A motorcycle racer with a tragic past — he lost his biggest race by smashing into his best friend’s bike — Frank Shelby (Nelson) has turned into a boozing drifter. He’s held on to his dream, however, and has decided to try again to win the nationals.
Meanwhile, he meets widow Katherine Barnes (Helen Shaver) and her leukemia-stricken son Danny. Danny’s courage in the face of his disease, in addition to other, murkier, motivations, inspires Shelby to go on to win.

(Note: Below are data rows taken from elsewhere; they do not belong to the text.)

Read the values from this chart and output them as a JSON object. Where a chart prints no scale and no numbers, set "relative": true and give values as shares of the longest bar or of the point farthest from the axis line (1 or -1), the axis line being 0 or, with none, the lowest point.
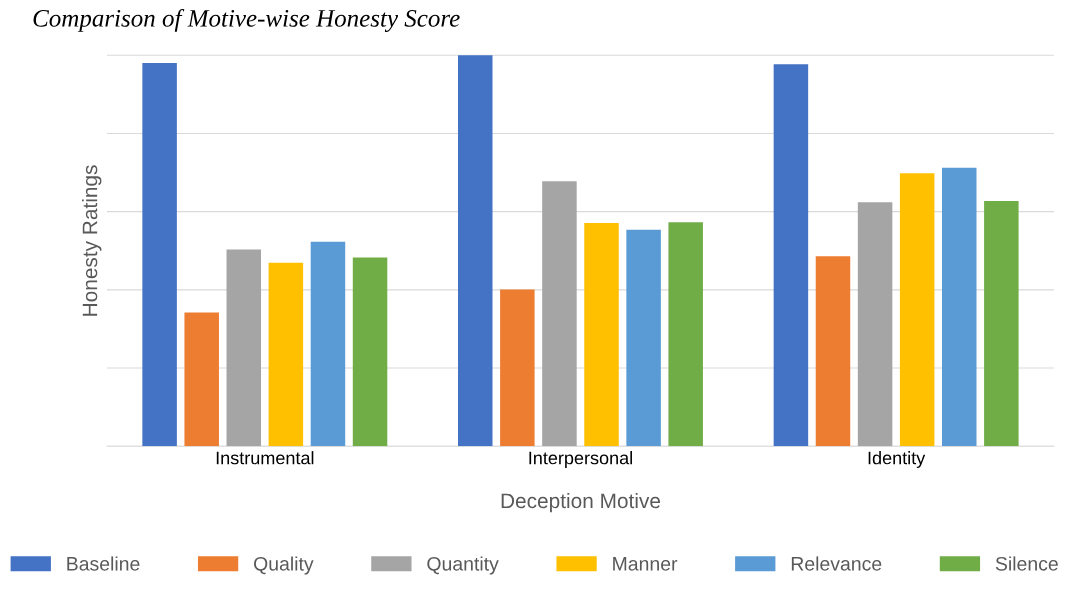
{
  "chart_data": {
    "type": "bar",
    "relative": true,
    "title": "Comparison of Motive-wise Honesty Score",
    "xlabel": "Deception Motive",
    "ylabel": "Honesty Ratings",
    "categories": [
      "Instrumental",
      "Interpersonal",
      "Identity"
    ],
    "grid": "y",
    "legend": "bottom",
    "series": [
      {
        "name": "Baseline",
        "color": "#4472c4",
        "values": [
          0.98,
          1.0,
          0.977
        ]
      },
      {
        "name": "Quality",
        "color": "#ed7d31",
        "values": [
          0.342,
          0.401,
          0.486
        ]
      },
      {
        "name": "Quantity",
        "color": "#a5a5a5",
        "values": [
          0.503,
          0.678,
          0.624
        ]
      },
      {
        "name": "Manner",
        "color": "#ffc000",
        "values": [
          0.469,
          0.571,
          0.698
        ]
      },
      {
        "name": "Relevance",
        "color": "#5b9bd5",
        "values": [
          0.523,
          0.554,
          0.712
        ]
      },
      {
        "name": "Silence",
        "color": "#70ad47",
        "values": [
          0.483,
          0.573,
          0.627
        ]
      }
    ]
  }
}
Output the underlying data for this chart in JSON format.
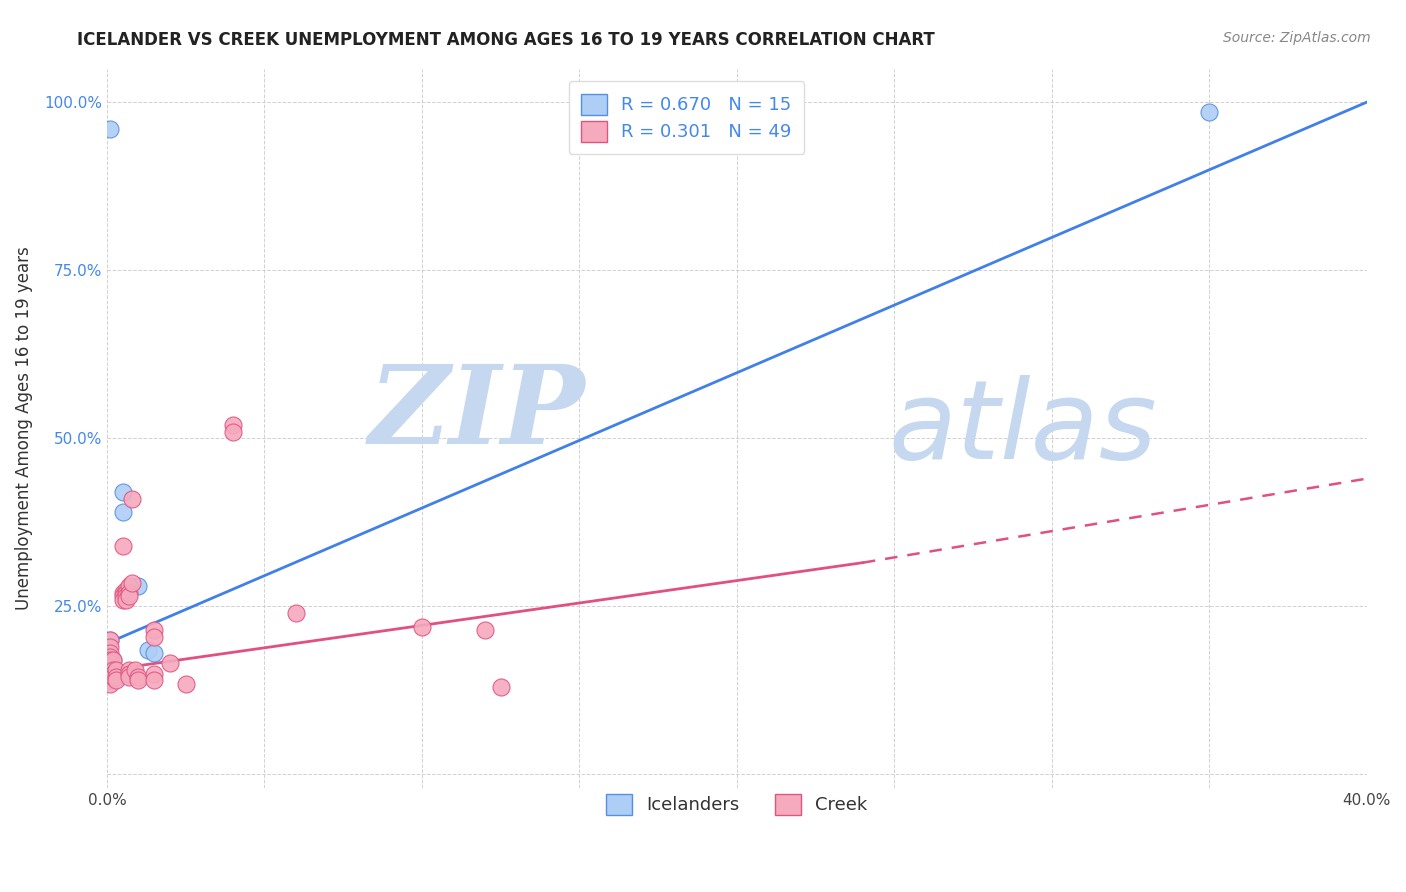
{
  "title": "ICELANDER VS CREEK UNEMPLOYMENT AMONG AGES 16 TO 19 YEARS CORRELATION CHART",
  "source": "Source: ZipAtlas.com",
  "ylabel": "Unemployment Among Ages 16 to 19 years",
  "xlim": [
    0.0,
    0.4
  ],
  "ylim": [
    -0.02,
    1.05
  ],
  "xticks": [
    0.0,
    0.05,
    0.1,
    0.15,
    0.2,
    0.25,
    0.3,
    0.35,
    0.4
  ],
  "yticks": [
    0.0,
    0.25,
    0.5,
    0.75,
    1.0
  ],
  "icelander_R": 0.67,
  "icelander_N": 15,
  "creek_R": 0.301,
  "creek_N": 49,
  "icelander_color": "#aecef5",
  "creek_color": "#f5aabe",
  "icelander_edge_color": "#5590e0",
  "creek_edge_color": "#e05580",
  "icelander_line_color": "#4080e8",
  "creek_line_color": "#e05080",
  "watermark_zip": "ZIP",
  "watermark_atlas": "atlas",
  "watermark_color_zip": "#c8daf5",
  "watermark_color_atlas": "#c8daf5",
  "icelander_dots": [
    [
      0.001,
      0.96
    ],
    [
      0.001,
      0.2
    ],
    [
      0.001,
      0.175
    ],
    [
      0.001,
      0.16
    ],
    [
      0.001,
      0.155
    ],
    [
      0.002,
      0.17
    ],
    [
      0.002,
      0.16
    ],
    [
      0.003,
      0.15
    ],
    [
      0.003,
      0.145
    ],
    [
      0.005,
      0.42
    ],
    [
      0.005,
      0.39
    ],
    [
      0.01,
      0.28
    ],
    [
      0.013,
      0.185
    ],
    [
      0.015,
      0.18
    ],
    [
      0.35,
      0.985
    ]
  ],
  "creek_dots": [
    [
      0.001,
      0.2
    ],
    [
      0.001,
      0.19
    ],
    [
      0.001,
      0.18
    ],
    [
      0.001,
      0.175
    ],
    [
      0.001,
      0.17
    ],
    [
      0.001,
      0.165
    ],
    [
      0.001,
      0.16
    ],
    [
      0.001,
      0.155
    ],
    [
      0.001,
      0.15
    ],
    [
      0.001,
      0.14
    ],
    [
      0.001,
      0.135
    ],
    [
      0.002,
      0.17
    ],
    [
      0.002,
      0.155
    ],
    [
      0.002,
      0.15
    ],
    [
      0.002,
      0.145
    ],
    [
      0.003,
      0.155
    ],
    [
      0.003,
      0.145
    ],
    [
      0.003,
      0.14
    ],
    [
      0.005,
      0.34
    ],
    [
      0.005,
      0.27
    ],
    [
      0.005,
      0.265
    ],
    [
      0.005,
      0.26
    ],
    [
      0.006,
      0.275
    ],
    [
      0.006,
      0.27
    ],
    [
      0.006,
      0.265
    ],
    [
      0.006,
      0.26
    ],
    [
      0.007,
      0.28
    ],
    [
      0.007,
      0.27
    ],
    [
      0.007,
      0.265
    ],
    [
      0.007,
      0.155
    ],
    [
      0.007,
      0.15
    ],
    [
      0.007,
      0.145
    ],
    [
      0.008,
      0.41
    ],
    [
      0.008,
      0.285
    ],
    [
      0.009,
      0.155
    ],
    [
      0.01,
      0.145
    ],
    [
      0.01,
      0.14
    ],
    [
      0.015,
      0.215
    ],
    [
      0.015,
      0.205
    ],
    [
      0.015,
      0.15
    ],
    [
      0.015,
      0.14
    ],
    [
      0.02,
      0.165
    ],
    [
      0.025,
      0.135
    ],
    [
      0.04,
      0.52
    ],
    [
      0.04,
      0.51
    ],
    [
      0.06,
      0.24
    ],
    [
      0.1,
      0.22
    ],
    [
      0.12,
      0.215
    ],
    [
      0.125,
      0.13
    ]
  ],
  "icelander_line": {
    "x0": 0.0,
    "y0": 0.195,
    "x1": 0.4,
    "y1": 1.0
  },
  "creek_line_solid": {
    "x0": 0.0,
    "y0": 0.155,
    "x1": 0.24,
    "y1": 0.315
  },
  "creek_line_dashed": {
    "x0": 0.24,
    "y0": 0.315,
    "x1": 0.4,
    "y1": 0.44
  }
}
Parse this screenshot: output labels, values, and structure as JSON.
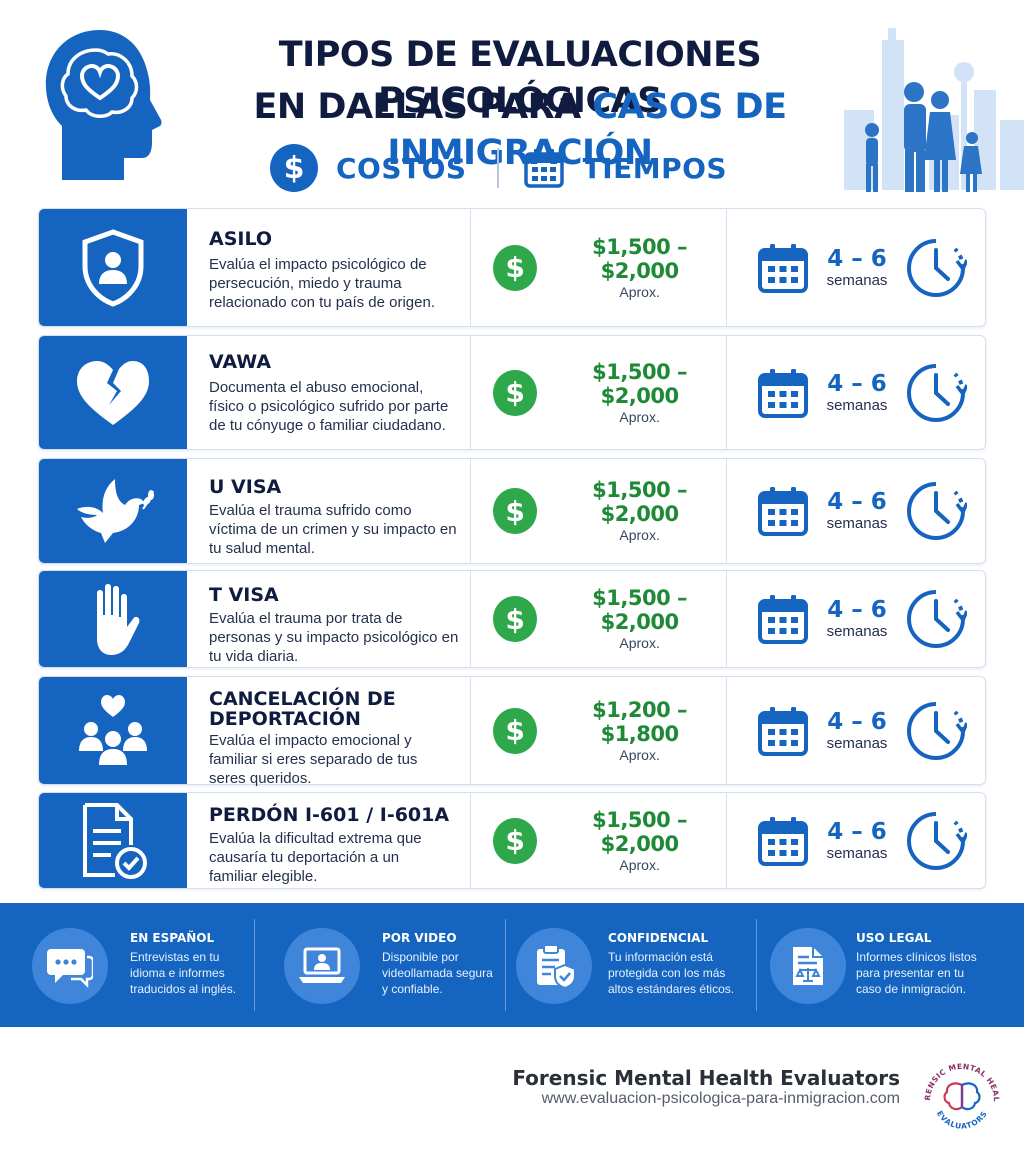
{
  "header": {
    "title_line1": "TIPOS DE EVALUACIONES PSICOLÓGICAS",
    "title_line2_plain": "EN DALLAS PARA ",
    "title_line2_accent": "CASOS DE INMIGRACIÓN",
    "costs_label": "COSTOS",
    "costs_symbol": "$",
    "times_label": "TIEMPOS"
  },
  "rows": [
    {
      "title": "ASILO",
      "description": "Evalúa el impacto psicológico de persecución, miedo y trauma relacionado con tu país de origen.",
      "cost": "$1,500 – $2,000",
      "cost_note": "Aprox.",
      "time": "4 – 6",
      "time_unit": "semanas",
      "icon": "shield-person-icon"
    },
    {
      "title": "VAWA",
      "description": "Documenta el abuso emocional, físico o psicológico sufrido por parte de tu cónyuge o familiar ciudadano.",
      "cost": "$1,500 – $2,000",
      "cost_note": "Aprox.",
      "time": "4 – 6",
      "time_unit": "semanas",
      "icon": "broken-heart-icon"
    },
    {
      "title": "U VISA",
      "description": "Evalúa el trauma sufrido como víctima de un crimen y su impacto en tu salud mental.",
      "cost": "$1,500 – $2,000",
      "cost_note": "Aprox.",
      "time": "4 – 6",
      "time_unit": "semanas",
      "icon": "dove-icon"
    },
    {
      "title": "T VISA",
      "description": "Evalúa el trauma por trata de personas y su impacto psicológico en tu vida diaria.",
      "cost": "$1,500 – $2,000",
      "cost_note": "Aprox.",
      "time": "4 – 6",
      "time_unit": "semanas",
      "icon": "stop-hand-icon"
    },
    {
      "title_line1": "CANCELACIÓN DE",
      "title_line2": "DEPORTACIÓN",
      "description": "Evalúa el impacto emocional y familiar si eres separado de tus seres queridos.",
      "cost": "$1,200 – $1,800",
      "cost_note": "Aprox.",
      "time": "4 – 6",
      "time_unit": "semanas",
      "icon": "family-heart-icon"
    },
    {
      "title": "PERDÓN I-601 / I-601A",
      "description": "Evalúa la dificultad extrema que causaría tu deportación a un familiar elegible.",
      "cost": "$1,500 – $2,000",
      "cost_note": "Aprox.",
      "time": "4 – 6",
      "time_unit": "semanas",
      "icon": "document-check-icon"
    }
  ],
  "row_currency_symbol": "$",
  "features": [
    {
      "title": "EN ESPAÑOL",
      "description": "Entrevistas en tu idioma e informes traducidos al inglés.",
      "icon": "chat-bubbles-icon"
    },
    {
      "title": "POR VIDEO",
      "description": "Disponible por videollamada segura y confiable.",
      "icon": "laptop-video-icon"
    },
    {
      "title": "CONFIDENCIAL",
      "description": "Tu información está protegida con los más altos estándares éticos.",
      "icon": "clipboard-shield-icon"
    },
    {
      "title": "USO LEGAL",
      "description": "Informes clínicos listos para presentar en tu caso de inmigración.",
      "icon": "legal-document-icon"
    }
  ],
  "brand": {
    "name": "Forensic Mental Health Evaluators",
    "url": "www.evaluacion-psicologica-para-inmigracion.com",
    "logo_text_top": "FORENSIC MENTAL HEALTH",
    "logo_text_bottom": "EVALUATORS"
  },
  "colors": {
    "primary_blue": "#1565c0",
    "cost_green": "#2ea84a",
    "title_navy": "#0f1c3f"
  }
}
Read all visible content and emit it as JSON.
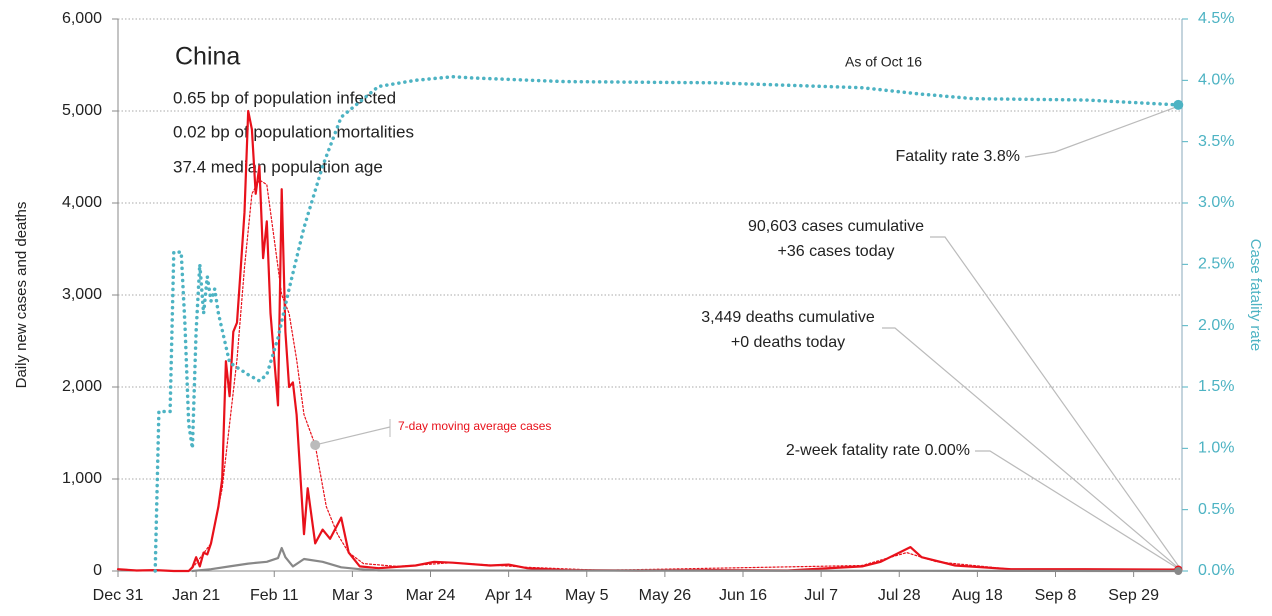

Nelson, who looks authenti-cally beat up and out of shape, plays Shelby in a monosyllabic haze. While it’s understandable he’d fall for the classy Shaver (she wears suits and works in a bank), why she falls for him is not.
Shelby’s rapport with Danny is easier to fathom. Shelby becomes a father figure who shows Danny his tattoos, brings him girlie magazines and, after Danny tells him there’s something wrong with his blood, says, with a dumb look in his eyes, “Well, fix it.”
A cut above this is Tracey Walter as Shelby’s occasional friend Francis. His performance is textured with a bizarre richness that steals every scene he’s in. Max Gail, in the thankless role of Frank’s best friend, brings genuine warmth to the proceedings.
The teleplay by Harry Grant and Nelson is bland and full of holes. Direction by Bobby Roth and photography by Shelly Johnson are serviceable. Adding some needed flavor is Michel Rubini’s thoughtful score.